3 puan ile moral bulduk. ama bence daha önemlisi sürekli kötü performans sergileyen petrovic bu maçta "top ayağındayken" daha iyi ve yaratıcı oynadı. takım olarak da genelde pek görmediğimiz kadar mücadeleci ve hırslı idik. günün tek negatif yanı ise avantajlı olmamıza rağmen maçın başındaki panik havamızdı. olası bir gol yememiz durumunda bu panik bizi boğabilirdi...
tomic'i de oldukça mücadele seven ve teknik bulduk. ayrıca ileri dönük oynarsa son 3 haftadır vleminckx ile kopuk olan hatlarımızı toparlayacağının da sinyallerini verdi.

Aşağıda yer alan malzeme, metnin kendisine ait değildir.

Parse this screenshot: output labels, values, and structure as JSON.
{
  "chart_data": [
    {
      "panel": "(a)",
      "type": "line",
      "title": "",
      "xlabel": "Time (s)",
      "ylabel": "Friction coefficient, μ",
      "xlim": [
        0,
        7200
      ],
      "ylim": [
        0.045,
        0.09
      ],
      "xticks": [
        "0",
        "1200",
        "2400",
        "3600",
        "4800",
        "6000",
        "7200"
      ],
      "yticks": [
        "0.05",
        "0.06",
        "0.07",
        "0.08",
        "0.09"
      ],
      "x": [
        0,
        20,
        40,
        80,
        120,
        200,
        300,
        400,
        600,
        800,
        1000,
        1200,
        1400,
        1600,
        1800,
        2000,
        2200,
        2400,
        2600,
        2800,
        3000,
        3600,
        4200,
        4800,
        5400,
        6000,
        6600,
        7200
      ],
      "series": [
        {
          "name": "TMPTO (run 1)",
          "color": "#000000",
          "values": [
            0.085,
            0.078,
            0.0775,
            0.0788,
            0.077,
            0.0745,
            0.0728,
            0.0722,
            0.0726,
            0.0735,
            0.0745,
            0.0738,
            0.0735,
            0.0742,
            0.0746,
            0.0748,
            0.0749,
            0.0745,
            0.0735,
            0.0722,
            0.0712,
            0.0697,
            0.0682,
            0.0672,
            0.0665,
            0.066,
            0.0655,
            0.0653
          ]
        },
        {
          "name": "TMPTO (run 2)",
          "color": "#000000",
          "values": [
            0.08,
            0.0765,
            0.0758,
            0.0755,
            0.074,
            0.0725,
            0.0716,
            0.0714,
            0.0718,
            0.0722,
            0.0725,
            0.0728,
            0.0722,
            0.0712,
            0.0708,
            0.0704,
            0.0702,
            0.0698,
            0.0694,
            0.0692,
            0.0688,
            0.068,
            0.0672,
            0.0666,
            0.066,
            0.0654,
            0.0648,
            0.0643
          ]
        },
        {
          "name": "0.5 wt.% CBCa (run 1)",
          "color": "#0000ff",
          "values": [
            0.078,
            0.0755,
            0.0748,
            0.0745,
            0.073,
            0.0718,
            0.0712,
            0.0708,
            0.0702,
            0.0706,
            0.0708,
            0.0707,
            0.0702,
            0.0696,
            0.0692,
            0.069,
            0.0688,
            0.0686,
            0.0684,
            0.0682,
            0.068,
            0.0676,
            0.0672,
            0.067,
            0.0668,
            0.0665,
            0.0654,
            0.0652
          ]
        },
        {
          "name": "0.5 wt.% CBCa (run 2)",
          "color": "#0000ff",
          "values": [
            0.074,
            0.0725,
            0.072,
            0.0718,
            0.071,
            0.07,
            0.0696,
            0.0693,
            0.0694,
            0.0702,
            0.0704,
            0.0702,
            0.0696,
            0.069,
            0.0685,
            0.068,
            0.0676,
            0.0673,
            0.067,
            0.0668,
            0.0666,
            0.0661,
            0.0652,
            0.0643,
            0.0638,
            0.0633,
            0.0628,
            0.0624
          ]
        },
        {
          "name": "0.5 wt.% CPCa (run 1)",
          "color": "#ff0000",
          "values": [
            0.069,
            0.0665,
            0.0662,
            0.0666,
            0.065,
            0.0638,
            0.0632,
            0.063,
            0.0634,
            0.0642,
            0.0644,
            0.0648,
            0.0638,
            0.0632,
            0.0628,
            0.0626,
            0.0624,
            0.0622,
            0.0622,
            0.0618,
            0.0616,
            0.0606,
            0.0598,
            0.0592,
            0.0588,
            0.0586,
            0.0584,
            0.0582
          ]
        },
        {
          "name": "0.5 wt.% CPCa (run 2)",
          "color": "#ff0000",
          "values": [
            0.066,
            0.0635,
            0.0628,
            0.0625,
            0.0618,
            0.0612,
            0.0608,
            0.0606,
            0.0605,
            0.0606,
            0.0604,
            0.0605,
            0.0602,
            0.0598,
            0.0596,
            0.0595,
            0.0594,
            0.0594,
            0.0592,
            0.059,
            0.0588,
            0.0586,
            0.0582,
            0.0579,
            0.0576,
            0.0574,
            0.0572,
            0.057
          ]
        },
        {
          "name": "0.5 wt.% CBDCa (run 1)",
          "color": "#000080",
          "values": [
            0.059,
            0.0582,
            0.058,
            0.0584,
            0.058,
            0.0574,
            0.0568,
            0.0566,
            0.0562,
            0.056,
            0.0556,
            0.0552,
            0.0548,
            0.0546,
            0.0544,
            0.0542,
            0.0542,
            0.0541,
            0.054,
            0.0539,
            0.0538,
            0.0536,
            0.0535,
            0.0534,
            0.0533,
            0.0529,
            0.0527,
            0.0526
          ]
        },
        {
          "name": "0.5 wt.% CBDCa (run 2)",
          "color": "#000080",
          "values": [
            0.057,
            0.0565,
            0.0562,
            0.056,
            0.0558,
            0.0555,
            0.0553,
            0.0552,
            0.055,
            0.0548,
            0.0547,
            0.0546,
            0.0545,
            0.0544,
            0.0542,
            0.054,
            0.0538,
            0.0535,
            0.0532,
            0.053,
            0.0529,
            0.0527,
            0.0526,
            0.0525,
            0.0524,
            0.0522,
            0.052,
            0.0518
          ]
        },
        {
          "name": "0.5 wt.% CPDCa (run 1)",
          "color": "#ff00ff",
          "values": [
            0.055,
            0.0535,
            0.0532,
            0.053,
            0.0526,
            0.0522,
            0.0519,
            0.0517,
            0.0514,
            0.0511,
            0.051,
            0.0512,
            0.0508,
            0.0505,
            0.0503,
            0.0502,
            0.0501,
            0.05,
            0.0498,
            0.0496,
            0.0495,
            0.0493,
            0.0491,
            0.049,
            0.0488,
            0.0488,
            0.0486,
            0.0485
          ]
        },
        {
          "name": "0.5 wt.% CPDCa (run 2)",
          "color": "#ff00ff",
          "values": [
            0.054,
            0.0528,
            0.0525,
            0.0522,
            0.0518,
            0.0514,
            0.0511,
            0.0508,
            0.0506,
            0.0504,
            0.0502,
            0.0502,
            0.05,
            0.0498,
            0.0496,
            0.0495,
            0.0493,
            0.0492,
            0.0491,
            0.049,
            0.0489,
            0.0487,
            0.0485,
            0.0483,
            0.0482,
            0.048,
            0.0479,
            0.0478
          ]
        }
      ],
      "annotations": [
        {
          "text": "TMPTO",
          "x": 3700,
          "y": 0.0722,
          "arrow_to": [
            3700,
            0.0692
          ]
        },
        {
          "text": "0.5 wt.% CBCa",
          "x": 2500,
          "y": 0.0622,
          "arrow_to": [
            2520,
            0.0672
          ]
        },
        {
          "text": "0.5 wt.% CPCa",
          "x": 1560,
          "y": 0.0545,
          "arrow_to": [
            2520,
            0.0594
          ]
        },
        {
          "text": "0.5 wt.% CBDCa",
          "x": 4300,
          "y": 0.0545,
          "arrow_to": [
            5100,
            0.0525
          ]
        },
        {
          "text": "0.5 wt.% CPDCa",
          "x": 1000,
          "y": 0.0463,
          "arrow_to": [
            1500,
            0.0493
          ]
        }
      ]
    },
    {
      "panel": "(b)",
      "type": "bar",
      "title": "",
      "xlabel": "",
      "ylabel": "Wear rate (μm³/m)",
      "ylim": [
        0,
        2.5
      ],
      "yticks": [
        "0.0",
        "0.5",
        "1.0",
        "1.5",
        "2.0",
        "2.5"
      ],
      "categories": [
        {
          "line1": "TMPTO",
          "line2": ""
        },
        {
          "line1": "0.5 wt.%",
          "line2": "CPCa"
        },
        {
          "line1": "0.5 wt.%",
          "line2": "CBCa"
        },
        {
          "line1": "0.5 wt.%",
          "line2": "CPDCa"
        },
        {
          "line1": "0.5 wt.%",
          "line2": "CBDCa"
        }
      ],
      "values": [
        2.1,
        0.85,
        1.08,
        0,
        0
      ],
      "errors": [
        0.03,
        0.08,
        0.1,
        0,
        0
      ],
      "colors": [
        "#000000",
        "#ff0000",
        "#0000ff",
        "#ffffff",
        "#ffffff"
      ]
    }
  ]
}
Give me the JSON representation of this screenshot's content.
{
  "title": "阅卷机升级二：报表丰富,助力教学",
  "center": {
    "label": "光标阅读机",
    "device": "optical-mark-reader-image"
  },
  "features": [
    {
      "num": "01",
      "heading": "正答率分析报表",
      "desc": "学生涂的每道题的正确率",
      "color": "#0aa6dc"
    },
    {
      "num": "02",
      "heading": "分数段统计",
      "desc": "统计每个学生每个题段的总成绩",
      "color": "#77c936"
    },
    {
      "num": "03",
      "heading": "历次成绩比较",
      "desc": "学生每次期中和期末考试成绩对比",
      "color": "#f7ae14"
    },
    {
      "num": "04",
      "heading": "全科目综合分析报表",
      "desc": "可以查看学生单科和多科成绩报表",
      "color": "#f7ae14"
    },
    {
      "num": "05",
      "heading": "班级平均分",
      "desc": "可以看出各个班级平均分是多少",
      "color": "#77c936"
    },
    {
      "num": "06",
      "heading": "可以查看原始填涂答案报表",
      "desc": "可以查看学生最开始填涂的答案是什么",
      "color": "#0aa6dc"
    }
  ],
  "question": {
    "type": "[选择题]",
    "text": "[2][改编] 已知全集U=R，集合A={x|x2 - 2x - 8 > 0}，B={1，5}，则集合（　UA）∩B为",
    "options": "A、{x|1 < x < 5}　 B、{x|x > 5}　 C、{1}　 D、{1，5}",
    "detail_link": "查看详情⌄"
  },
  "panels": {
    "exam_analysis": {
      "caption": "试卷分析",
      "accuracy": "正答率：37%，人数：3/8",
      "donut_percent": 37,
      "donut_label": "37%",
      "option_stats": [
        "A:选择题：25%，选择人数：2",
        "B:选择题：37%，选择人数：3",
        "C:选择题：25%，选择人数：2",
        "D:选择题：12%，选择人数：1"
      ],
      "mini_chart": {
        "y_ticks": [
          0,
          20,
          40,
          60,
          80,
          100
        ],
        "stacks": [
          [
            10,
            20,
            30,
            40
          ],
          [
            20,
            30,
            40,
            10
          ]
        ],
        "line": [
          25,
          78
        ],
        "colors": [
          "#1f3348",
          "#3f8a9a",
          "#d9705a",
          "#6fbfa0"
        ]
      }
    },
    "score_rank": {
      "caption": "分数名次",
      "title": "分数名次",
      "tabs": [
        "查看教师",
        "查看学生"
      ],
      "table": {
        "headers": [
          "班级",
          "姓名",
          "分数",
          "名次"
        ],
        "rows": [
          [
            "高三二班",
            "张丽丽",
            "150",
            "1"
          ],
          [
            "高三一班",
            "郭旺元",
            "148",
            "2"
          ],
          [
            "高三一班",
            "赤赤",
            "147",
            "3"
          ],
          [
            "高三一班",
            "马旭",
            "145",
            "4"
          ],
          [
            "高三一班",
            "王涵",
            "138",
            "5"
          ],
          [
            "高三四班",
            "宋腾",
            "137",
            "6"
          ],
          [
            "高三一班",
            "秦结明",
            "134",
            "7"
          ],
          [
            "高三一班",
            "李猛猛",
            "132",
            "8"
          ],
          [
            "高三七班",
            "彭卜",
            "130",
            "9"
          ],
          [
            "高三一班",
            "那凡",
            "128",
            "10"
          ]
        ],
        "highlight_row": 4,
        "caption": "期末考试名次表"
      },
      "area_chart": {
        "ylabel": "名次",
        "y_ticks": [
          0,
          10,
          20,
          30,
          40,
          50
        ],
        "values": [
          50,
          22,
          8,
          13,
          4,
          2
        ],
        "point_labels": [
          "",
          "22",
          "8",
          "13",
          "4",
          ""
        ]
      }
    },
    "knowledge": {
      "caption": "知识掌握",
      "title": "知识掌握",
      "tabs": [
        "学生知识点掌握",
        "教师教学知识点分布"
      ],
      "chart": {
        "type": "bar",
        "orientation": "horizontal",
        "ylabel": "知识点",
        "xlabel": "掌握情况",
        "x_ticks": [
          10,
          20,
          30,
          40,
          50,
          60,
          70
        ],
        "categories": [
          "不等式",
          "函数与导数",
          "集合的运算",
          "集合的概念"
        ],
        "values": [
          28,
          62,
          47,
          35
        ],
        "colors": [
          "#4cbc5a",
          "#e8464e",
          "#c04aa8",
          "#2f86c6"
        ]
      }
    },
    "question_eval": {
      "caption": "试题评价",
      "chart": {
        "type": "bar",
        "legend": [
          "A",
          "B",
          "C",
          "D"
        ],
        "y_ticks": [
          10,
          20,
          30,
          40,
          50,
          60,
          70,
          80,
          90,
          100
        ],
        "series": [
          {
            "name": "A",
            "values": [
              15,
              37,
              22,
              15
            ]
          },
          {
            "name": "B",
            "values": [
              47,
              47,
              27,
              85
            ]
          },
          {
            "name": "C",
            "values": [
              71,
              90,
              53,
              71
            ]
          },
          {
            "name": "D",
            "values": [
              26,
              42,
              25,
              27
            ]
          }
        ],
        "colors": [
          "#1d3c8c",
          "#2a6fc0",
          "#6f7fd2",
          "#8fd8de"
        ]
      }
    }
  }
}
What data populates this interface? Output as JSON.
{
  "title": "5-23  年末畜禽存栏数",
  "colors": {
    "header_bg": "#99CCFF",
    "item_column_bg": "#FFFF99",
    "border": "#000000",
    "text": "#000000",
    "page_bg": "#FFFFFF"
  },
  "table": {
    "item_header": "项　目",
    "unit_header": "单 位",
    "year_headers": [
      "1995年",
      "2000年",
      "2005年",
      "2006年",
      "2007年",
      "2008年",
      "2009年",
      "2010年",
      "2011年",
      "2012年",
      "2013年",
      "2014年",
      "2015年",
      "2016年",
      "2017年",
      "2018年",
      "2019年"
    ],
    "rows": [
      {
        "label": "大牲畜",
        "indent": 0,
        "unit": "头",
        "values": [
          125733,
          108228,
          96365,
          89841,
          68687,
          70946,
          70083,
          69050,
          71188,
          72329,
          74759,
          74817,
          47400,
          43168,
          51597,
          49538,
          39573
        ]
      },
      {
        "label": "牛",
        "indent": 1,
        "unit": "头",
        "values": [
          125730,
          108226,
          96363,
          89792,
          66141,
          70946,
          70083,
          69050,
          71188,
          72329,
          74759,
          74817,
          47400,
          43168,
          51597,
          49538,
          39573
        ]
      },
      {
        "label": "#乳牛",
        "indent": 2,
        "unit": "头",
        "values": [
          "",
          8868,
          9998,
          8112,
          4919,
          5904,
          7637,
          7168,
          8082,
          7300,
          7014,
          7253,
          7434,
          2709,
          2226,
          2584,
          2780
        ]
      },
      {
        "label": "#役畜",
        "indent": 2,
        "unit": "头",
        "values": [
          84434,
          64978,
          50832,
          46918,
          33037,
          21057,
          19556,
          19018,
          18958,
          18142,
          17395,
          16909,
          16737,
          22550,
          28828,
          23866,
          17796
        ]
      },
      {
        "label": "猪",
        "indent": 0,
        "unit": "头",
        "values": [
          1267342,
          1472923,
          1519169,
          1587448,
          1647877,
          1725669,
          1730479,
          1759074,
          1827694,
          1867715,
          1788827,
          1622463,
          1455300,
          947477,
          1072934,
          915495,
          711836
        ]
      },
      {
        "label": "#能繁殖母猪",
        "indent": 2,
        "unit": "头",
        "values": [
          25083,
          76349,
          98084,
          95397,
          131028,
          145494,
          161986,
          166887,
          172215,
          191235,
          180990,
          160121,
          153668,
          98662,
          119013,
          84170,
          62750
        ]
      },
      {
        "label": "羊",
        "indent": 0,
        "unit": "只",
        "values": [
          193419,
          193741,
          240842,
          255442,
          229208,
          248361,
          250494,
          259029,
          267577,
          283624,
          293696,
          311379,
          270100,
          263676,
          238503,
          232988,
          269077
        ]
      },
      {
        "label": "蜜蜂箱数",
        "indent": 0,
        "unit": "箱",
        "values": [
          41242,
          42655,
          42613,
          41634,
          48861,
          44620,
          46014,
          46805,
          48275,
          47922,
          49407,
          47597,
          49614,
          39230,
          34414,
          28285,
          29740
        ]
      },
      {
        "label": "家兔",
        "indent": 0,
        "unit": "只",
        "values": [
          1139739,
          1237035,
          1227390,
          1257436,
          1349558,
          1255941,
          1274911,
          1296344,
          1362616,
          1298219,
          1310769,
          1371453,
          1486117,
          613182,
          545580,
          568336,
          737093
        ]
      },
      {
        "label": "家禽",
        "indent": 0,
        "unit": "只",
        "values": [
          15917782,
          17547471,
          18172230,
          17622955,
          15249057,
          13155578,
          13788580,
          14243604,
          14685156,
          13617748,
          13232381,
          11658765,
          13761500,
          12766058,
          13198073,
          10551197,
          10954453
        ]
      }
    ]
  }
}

3 hafta önce yaptığım haberden sonra, "eses maçında tribünde olamayacağım en fazla iki gol atın da 1000. golü tribünde olacağım mersin maçında beraber izleyeyim" diyen ural'ın ballılığına yaptığımız göndermeler eşliğinde stattan çıkışa doğru yol aldık.
dip not: penaltı pozsiyonunu lig tv özetlerinde birkaç kere izledim ama ante'nin burhan'a herhangi bir temasını göremedim.